Now I just say this:  Christianity is my insurance policy.

If there really are a hundred ways to heaven, I’m good.

If there really is nothing after life, I’m still good.

If I never wreck the car, well hot dog.

If my mom’s right, if this God really does care about my petty superficialities, and is judgmental, who has the right to judge, I’m covered by the blood of the Lamb, a blanket policy that doesn’t expire till I stop paying.  And all I do (or all I should do anyway) isn’t in vain.

When the car’s totaled, there’s a replacement waiting for me.  When this body gives up the ghost, there’s another waiting.  Hopefully a better looking one.

That’s what this was all about.  Why do I still believe what my mother always told me?  Why don’t I regulate the warts to a happy accident?  Why don’t I just reject the fear and live how I like?

Because I still live at home.

That’s not even a good enough reason for me.  It’s as if I didn’t choose to be a Christian, when I kind of did.

A slightly better reason is this:  my religion is my crutch.

I love when people get offended when people call the idea of God a crutch.  This, I think, is the very nature of human beings.  If you’re a Christian, you believe you are nothing without Jesus.  You accept the fact you need Him.  Yet, when someone calls it what it is, you don’t like it.

And the funny thing is, He wants us to come by our own free will.  Jesus says, “I love you.  I died for you.  I want you with Me.  But I won’t make you choose Me.” And you don’t have to.

The catch is, you won’t get very far without Him.

Adam’s curse is that we’re all born broken, all in need of something to hold us together in this life.  Jesus’s gift is the hope of being fixed one day, in the next life, repaired to the point of being unbreakable.

It’s like God wants us to have spiritual Stockholm Syndrome or something.

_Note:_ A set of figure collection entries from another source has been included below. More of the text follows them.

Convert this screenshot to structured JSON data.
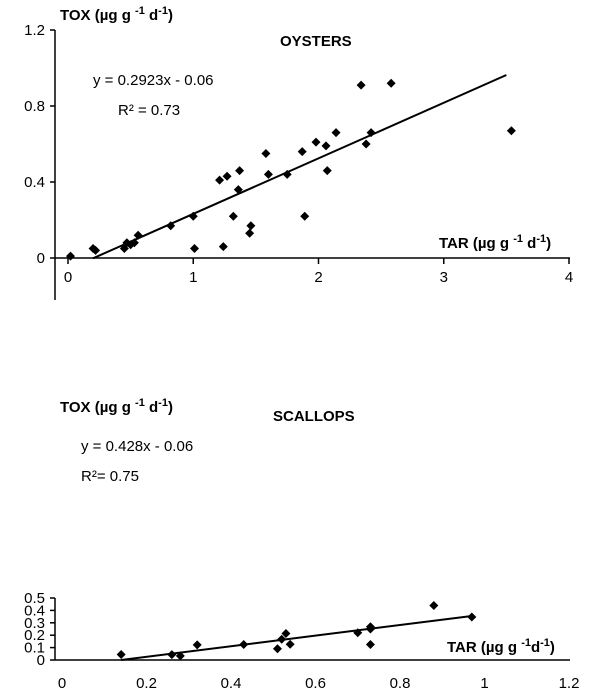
{
  "chart_data": [
    {
      "type": "scatter",
      "title": "OYSTERS",
      "xlabel": "TAR (µg g -1 d-1)",
      "ylabel": "TOX (µg g -1 d-1)",
      "xlim": [
        0,
        4
      ],
      "ylim": [
        0,
        1.2
      ],
      "x_ticks": [
        "0",
        "1",
        "2",
        "3",
        "4"
      ],
      "y_ticks": [
        "0",
        "0.4",
        "0.8",
        "1.2"
      ],
      "equation": "y = 0.2923x - 0.06",
      "r2": "R² = 0.73",
      "trendline": {
        "slope": 0.2923,
        "intercept": -0.06,
        "x_range": [
          0.2,
          3.5
        ]
      },
      "points": [
        [
          0.02,
          0.01
        ],
        [
          0.2,
          0.05
        ],
        [
          0.22,
          0.04
        ],
        [
          0.45,
          0.05
        ],
        [
          0.47,
          0.08
        ],
        [
          0.5,
          0.07
        ],
        [
          0.53,
          0.08
        ],
        [
          0.56,
          0.12
        ],
        [
          0.82,
          0.17
        ],
        [
          1.0,
          0.22
        ],
        [
          1.01,
          0.05
        ],
        [
          1.21,
          0.41
        ],
        [
          1.24,
          0.06
        ],
        [
          1.27,
          0.43
        ],
        [
          1.32,
          0.22
        ],
        [
          1.36,
          0.36
        ],
        [
          1.37,
          0.46
        ],
        [
          1.45,
          0.13
        ],
        [
          1.46,
          0.17
        ],
        [
          1.58,
          0.55
        ],
        [
          1.6,
          0.44
        ],
        [
          1.75,
          0.44
        ],
        [
          1.87,
          0.56
        ],
        [
          1.89,
          0.22
        ],
        [
          1.98,
          0.61
        ],
        [
          2.06,
          0.59
        ],
        [
          2.07,
          0.46
        ],
        [
          2.14,
          0.66
        ],
        [
          2.34,
          0.91
        ],
        [
          2.38,
          0.6
        ],
        [
          2.42,
          0.66
        ],
        [
          2.58,
          0.92
        ],
        [
          3.54,
          0.67
        ]
      ]
    },
    {
      "type": "scatter",
      "title": "SCALLOPS",
      "xlabel": "TAR (µg g -1d-1)",
      "ylabel": "TOX (µg g -1 d-1)",
      "xlim": [
        0,
        1.2
      ],
      "ylim": [
        0,
        0.5
      ],
      "x_ticks": [
        "0",
        "0.2",
        "0.4",
        "0.6",
        "0.8",
        "1",
        "1.2"
      ],
      "y_ticks": [
        "0",
        "0.1",
        "0.2",
        "0.3",
        "0.4",
        "0.5"
      ],
      "equation": "y = 0.428x - 0.06",
      "r2": "R²= 0.75",
      "trendline": {
        "slope": 0.428,
        "intercept": -0.06,
        "x_range": [
          0.14,
          0.97
        ]
      },
      "points": [
        [
          0.14,
          0.044
        ],
        [
          0.26,
          0.043
        ],
        [
          0.28,
          0.033
        ],
        [
          0.32,
          0.122
        ],
        [
          0.43,
          0.125
        ],
        [
          0.51,
          0.091
        ],
        [
          0.52,
          0.167
        ],
        [
          0.53,
          0.214
        ],
        [
          0.54,
          0.127
        ],
        [
          0.7,
          0.22
        ],
        [
          0.73,
          0.268
        ],
        [
          0.73,
          0.25
        ],
        [
          0.73,
          0.125
        ],
        [
          0.88,
          0.44
        ],
        [
          0.97,
          0.347
        ]
      ]
    }
  ]
}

I wonder what a healthy view of God, religion, and Jesus is.  My question is constantly, why do I bother with Christianity?  I’m not a good Christian.  I have several book-related issues.  One, I like secular romance books and can’t stand Christian romance.  Two, I’m addicted to buying books (not addicted to buying romance books, though; just books in general).  I feel more for fictional people than I do for real people.  I’m certain if I read my Bible like I did novels, I’d be a Bible genius.  I’m apathetic and misanthropic in turns.  I’m self-centered (not selfish, but self-centered), and narcisstic.  I don’t have a bleeding heart.  I’m lazy and don’t care for the temple that’s supposed to be my body.  I’m judgmental and indecisive.  I focus on the wrong things.  I ask the wrong questions and question the wrong things.  “He knew all the wrong answers to the right questions and all the right answers to the wrong questions,” says Lloyd Alexander of Fflewddur Fflam in The Truthful Harp.  I always identified with him.

Despite all of that, I have hope I could be decent person someday.  And hope is a good thing, a good ideal.  And ideals don’t die.